Some privacy protections are built into current rules, said Greg Sattizahn, state court administrator for the Unified Judicial System.

South Dakota requires parties to civil and small claims cases to mark identifying information such as Social Security numbers and bank account information for confidential filing, for example.

Medical billing records are not assumed to be confidential, however.

Even so, notions that the medical records ought to be shielded from public view are not new in South Dakota. The standardization of the practice of sealing records is, however.

In the 1st Judicial Circuit, which handles 14 counties in southeastern South Dakota, some clerks in some counties had taken it upon themselves to redact certain information, said circuit administrator Kim Allison.

“I’d like to have all my counties doing things the same way, but it doesn’t always happen,” Allison said.

At first, when AAA began moving to file cases confidentially, the agency simply stopped filing the itemized billing sheets, Allison said, but that practice didn’t give the judge or debtor enough information to determine the validity of the debt.

“The party being filed against has a right to know what the claim consists of,” Allison said.

Now, in the 1st and 2nd circuits, the agency identifies which documents need to be sealed at the time of filing the claim.

Medical claims make up a huge portion of civil and small claims caseloads.

In the 2nd Circuit, small-claims cases involving debts of $12,000 or less are scheduled for default hearings in batches.
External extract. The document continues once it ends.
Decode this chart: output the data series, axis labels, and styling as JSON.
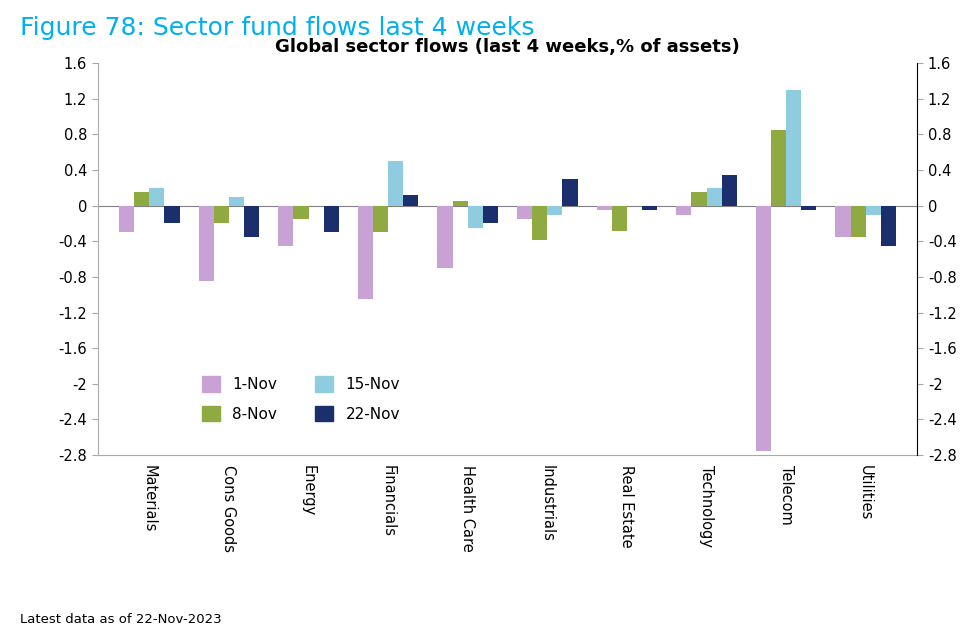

The cases are heard on Wednesdays. About 90 percent of the cases end up paid before the hearing or default when the debtor fails to show up, Thoennes said.

The lion’s share of the Wednesday cases involve medical debt. On May 21, for example, there were 80 small-claims cases that weren’t settled by the hearing date. Of those cases, 76 of those were medical collections, including dental bills.

In the 1st Circuit, Allison estimates that medical collections account for about 75 percent of small-claims cases.

The 2nd Circuit’s other major medical provider, Avera, uses the collections agency Accounts Management Inc. when bills become delinquent.

That agency has not begun to ask for confidential filings but soon might begin to do so, said Avera spokeswoman Lindsey Meyers.

“We have been working with the court, even before the discussion about electronic filing, to come to a better process for filing for collection and payment,” Meyers said.

Electronic filing isn’t an immediate concern for small claims. All civil cases in circuit court will be filed electronically by the end of this year, Sattizahn said, but small claims will go online at the discretion of each circuit’s presiding judge.

“There’s really no target date for small claims,” Sattizahn said.

Online records will be easier to access, but a search by name alone won’t give the public access. Those searching records online need a specific case number, which generally would require a $20 background search on either the plaintiff or defendant.

That’s one reason why Allison doubts that individual debtors should worry about their personal information being widely available.

“Realistically, no one is going to look at small claims except the parties,” Allison said.